十六 Prometheus监控入门
(一) Prometheus架构
![](https://img.haomeiwen.com/i20896689/034ae2e54d865cbd.png)
![](https://img.haomeiwen.com/i20896689/261794f662d4faab.png)
![](https://img.haomeiwen.com/i20896689/f7a44a72bc4600b0.png)
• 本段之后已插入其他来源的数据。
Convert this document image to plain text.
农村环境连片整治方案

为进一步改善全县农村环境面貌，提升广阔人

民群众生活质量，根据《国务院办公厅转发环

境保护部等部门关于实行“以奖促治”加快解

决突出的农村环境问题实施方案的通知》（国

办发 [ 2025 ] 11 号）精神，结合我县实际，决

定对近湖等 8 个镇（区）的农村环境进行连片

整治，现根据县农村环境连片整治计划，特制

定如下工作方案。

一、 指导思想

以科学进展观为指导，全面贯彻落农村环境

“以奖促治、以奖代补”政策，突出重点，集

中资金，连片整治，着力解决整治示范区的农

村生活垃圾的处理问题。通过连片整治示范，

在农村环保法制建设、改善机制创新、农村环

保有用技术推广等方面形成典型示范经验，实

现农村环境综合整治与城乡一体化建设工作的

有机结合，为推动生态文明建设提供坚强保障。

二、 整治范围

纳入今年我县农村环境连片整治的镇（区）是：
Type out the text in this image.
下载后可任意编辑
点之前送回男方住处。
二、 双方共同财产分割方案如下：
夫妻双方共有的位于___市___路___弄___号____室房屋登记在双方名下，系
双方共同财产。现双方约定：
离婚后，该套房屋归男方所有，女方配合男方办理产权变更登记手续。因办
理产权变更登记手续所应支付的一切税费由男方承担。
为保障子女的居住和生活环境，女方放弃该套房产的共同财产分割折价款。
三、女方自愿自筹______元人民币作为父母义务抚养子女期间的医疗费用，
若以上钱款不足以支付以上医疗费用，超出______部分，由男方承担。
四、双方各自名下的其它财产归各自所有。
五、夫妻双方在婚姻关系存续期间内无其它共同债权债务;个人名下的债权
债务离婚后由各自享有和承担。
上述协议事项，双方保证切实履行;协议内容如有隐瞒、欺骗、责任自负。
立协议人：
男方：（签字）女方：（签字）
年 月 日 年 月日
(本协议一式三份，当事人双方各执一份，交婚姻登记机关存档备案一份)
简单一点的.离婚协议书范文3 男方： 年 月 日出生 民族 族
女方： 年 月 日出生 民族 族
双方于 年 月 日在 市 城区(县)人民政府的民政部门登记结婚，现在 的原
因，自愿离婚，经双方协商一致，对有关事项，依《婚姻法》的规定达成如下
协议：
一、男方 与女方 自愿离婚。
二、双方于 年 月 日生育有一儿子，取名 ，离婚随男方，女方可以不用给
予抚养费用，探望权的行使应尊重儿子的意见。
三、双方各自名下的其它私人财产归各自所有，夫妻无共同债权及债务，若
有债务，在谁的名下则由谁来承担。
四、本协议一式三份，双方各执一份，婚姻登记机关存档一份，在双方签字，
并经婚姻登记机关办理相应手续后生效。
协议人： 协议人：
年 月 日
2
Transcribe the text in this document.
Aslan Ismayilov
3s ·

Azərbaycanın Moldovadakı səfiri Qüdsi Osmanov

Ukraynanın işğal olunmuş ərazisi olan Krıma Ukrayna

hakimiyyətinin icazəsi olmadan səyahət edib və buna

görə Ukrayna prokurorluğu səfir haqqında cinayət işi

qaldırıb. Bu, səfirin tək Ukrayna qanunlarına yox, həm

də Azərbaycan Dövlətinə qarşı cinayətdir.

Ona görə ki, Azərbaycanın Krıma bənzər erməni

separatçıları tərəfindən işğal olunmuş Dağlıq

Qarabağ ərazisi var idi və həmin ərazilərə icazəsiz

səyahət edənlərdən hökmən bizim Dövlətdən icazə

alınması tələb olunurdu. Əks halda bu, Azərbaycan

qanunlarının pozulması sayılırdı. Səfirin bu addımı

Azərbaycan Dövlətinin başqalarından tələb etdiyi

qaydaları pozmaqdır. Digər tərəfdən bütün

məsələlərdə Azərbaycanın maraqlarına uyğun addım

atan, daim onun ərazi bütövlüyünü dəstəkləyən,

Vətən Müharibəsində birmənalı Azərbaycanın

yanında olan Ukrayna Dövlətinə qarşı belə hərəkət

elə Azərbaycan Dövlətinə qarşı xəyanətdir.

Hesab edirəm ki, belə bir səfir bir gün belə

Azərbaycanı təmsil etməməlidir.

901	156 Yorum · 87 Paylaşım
Ø Prometheus Server:Prometheus生态最重要的组件,主要用于抓取和存储时间序列数据,同时提供数据的查询和告警策略的配置管理;
Ø Alertmanager:Prometheus生态用于告警的组件,Prometheus Server会将告警发送给Alertmanager,Alertmanager根据路由配置,将告警信息发送给指定的人或组。Alertmanager支持邮件、Webhook、微信、钉钉、短信等媒介进行告警通知;
Ø Grafana:用于展示数据,便于数据的查询和观测;
Ø Push Gateway:Prometheus本身是通过Pull的方式拉取数据,但是有些监控数据可能是短期的,如果没有采集数据可能会出现丢失。Push Gateway可以用来解决此类问题,它可以用来接收数据,也就是客户端可以通过Push的方式将数据推送到Push Gateway,之后Prometheus可以通过Pull拉取该数据;
Ø Exporter:主要用来采集监控数据,比如主机的监控数据可以通过node_exporter采集,MySQL的监控数据可以通过mysql_exporter采集,之后Exporter暴露一个接口,比如/metrics,Prometheus可以通过该接口采集到数据;
Ø PromQL:PromQL其实不算Prometheus的组件,它是用来查询数据的一种语法,比如查询数据库的数据,可以通过SQL语句,查询Loki的数据,可以通过LogQL,查询Prometheus数据的叫做PromQL;
Ø Service Discovery:用来发现监控目标的自动发现,常用的有基于Kubernetes、Consul、Eureka、文件的自动发现等。
(****二) Prometheus安装
Kube-Prometheus项目地址:https://github.com/prometheus-operator/kube-prometheus/
首先需要通过该项目地址,找到和自己Kubernetes版本对应的Kube Prometheus Stack的版本:
![](https://img.haomeiwen.com/i20896689/04295093d604669a.png)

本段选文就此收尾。